= La Falize Castle =

Castle in Wallonia, Belgium

The Château de La Falize is a castle in the province of Namur in Wallonia (one of the three regions of Belgium). It is located about 5 km north of the city centre of Namur just off the old Gembloux-Namur (N904 road) at the top of the steep northern valley slope of the river Meuse.

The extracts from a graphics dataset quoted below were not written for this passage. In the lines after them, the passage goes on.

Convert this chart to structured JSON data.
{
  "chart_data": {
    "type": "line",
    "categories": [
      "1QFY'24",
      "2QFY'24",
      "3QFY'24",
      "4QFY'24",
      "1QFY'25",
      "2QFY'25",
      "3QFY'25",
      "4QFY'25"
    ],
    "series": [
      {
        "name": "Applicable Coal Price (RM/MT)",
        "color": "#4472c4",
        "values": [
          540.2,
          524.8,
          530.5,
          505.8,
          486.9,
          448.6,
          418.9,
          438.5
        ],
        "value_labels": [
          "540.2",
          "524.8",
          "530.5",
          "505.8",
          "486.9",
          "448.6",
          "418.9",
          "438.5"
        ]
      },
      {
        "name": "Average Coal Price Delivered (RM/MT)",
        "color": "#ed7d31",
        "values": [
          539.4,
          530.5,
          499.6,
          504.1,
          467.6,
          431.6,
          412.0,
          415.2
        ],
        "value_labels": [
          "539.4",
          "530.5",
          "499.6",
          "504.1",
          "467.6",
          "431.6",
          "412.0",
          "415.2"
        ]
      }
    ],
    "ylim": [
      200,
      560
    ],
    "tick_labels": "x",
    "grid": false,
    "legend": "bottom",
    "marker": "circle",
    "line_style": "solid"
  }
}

==Etymology and geography==
The name of the Château is derived from the Latin word falise (Cliff, French: falaise) because of its position close to the top edge of a steep declivity of the valley sides of the river Meuse at the foot of which is the city of Namur. Just south west of the Château the steep side of the Meuse valley is cut by the Houyoux, a tributary of the Meuse, which has created a smaller valley in the steep declivity of the Muse valley. The Houyoux is used by the land transport routes from Gembloux and Namur, to descend into the Meuse valley from the plain above.

==History==

The Château de La Falize was built in the 15th and 16th centuries with 20th century additions.

In 1638, King Philip IV of Spain, leased this manor in 1638 to Gilles I of Glymes, Lord of La Falize, for the sum of 1500 florins. Honoré de Glymes-Brabant, son of Ignace-François de Glymes-Brabant, Lord of la Falize built most of the current structure in 1757.

The Château was the headquarters of William of Orange during the Siege of Namur in 1695.